The Chi-Square test uses the formula

Sum of (O-E)^{2}

---------

E

- O means the observed frequencies
- E means the expected frequencies

We will need to do this for each cell. I'll walk through the first cell example. We have12 people who are Very Certain and have earned between 0-9 credits. This is the observed count. The expected count is found by multiplying the row total and column totals together and then multiplying this by the grand total. We get (23*21)/64 = 7.54 as our expected value. Now we just plug and chug in the formula (12-7.54)^{2}/7.54 = 2.627.

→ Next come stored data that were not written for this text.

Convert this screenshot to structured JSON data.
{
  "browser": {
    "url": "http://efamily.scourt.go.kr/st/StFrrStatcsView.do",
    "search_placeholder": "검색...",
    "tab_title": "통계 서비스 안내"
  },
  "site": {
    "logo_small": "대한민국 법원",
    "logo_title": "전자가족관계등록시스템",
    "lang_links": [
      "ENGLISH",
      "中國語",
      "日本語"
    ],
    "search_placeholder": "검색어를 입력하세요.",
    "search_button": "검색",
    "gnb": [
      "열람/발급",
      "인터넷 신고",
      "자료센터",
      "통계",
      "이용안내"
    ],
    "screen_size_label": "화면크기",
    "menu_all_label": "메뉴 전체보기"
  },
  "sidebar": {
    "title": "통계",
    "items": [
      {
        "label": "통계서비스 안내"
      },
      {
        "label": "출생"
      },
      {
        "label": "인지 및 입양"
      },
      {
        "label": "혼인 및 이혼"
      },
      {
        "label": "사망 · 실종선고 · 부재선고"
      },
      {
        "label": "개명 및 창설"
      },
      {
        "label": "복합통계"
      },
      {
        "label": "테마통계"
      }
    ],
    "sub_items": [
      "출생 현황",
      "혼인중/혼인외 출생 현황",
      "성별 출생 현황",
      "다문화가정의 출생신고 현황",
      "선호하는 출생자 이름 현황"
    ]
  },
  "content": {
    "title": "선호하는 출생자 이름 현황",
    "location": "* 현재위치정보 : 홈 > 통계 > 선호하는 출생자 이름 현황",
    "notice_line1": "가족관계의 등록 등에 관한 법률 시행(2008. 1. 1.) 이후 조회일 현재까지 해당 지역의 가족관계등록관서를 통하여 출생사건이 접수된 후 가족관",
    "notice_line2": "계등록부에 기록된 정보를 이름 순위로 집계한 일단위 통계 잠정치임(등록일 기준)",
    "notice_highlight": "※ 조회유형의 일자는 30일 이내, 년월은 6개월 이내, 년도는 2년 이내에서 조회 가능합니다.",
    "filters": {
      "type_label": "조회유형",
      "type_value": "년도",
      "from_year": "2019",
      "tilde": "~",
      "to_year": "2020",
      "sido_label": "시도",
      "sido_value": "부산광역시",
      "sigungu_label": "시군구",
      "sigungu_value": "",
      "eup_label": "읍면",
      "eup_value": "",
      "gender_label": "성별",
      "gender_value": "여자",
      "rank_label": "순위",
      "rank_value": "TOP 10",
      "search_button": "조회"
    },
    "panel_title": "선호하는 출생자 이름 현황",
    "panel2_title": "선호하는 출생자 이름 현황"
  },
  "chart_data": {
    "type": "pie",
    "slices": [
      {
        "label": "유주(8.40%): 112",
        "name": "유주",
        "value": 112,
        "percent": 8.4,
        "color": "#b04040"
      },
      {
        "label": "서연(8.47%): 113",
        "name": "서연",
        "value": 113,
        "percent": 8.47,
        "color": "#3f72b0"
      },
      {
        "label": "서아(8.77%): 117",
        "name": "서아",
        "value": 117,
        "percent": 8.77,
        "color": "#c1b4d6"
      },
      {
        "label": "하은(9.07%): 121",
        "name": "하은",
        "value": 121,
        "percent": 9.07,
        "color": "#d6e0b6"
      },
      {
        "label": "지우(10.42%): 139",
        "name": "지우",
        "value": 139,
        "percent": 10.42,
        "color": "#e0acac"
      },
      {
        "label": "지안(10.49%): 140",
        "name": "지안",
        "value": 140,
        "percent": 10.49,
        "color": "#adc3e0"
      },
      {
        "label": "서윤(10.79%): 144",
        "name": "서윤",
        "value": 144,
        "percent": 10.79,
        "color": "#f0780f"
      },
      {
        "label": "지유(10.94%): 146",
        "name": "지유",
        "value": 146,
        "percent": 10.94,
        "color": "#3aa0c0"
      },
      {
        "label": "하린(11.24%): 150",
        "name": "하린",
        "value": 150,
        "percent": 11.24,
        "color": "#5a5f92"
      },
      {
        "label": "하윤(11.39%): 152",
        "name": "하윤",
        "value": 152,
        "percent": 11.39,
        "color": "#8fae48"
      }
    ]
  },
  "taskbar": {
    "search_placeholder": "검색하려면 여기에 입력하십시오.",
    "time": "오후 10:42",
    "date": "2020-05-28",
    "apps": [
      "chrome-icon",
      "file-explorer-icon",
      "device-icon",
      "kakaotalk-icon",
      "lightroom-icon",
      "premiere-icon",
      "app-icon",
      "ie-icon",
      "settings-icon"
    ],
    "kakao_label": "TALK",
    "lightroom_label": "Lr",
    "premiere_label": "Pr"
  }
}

We now repeat this step for all values and then add them all up. This gets us 14.76, which is our test statistic. To see if this is significant, we can use the excel formula =CHIDIST(14.76,4) where the second parameter is the degrees of freedom, found as (row count -1)*(column count-1) = 2*2=4. We get the p-value .0052 which is less than our alpha of .01 so we would reject the null hypothesis and say that there is a difference in the amount of credits earned and the certainty of choosing a major.

In looking at the counts, the biggest influence on the Chi-Square comes from the lack of students who are both very uncertain and have 60 or more credits (only 1 person), which is what we'd expect (and hope) that as you are more certain about your major, you take more credits, and vice-versa.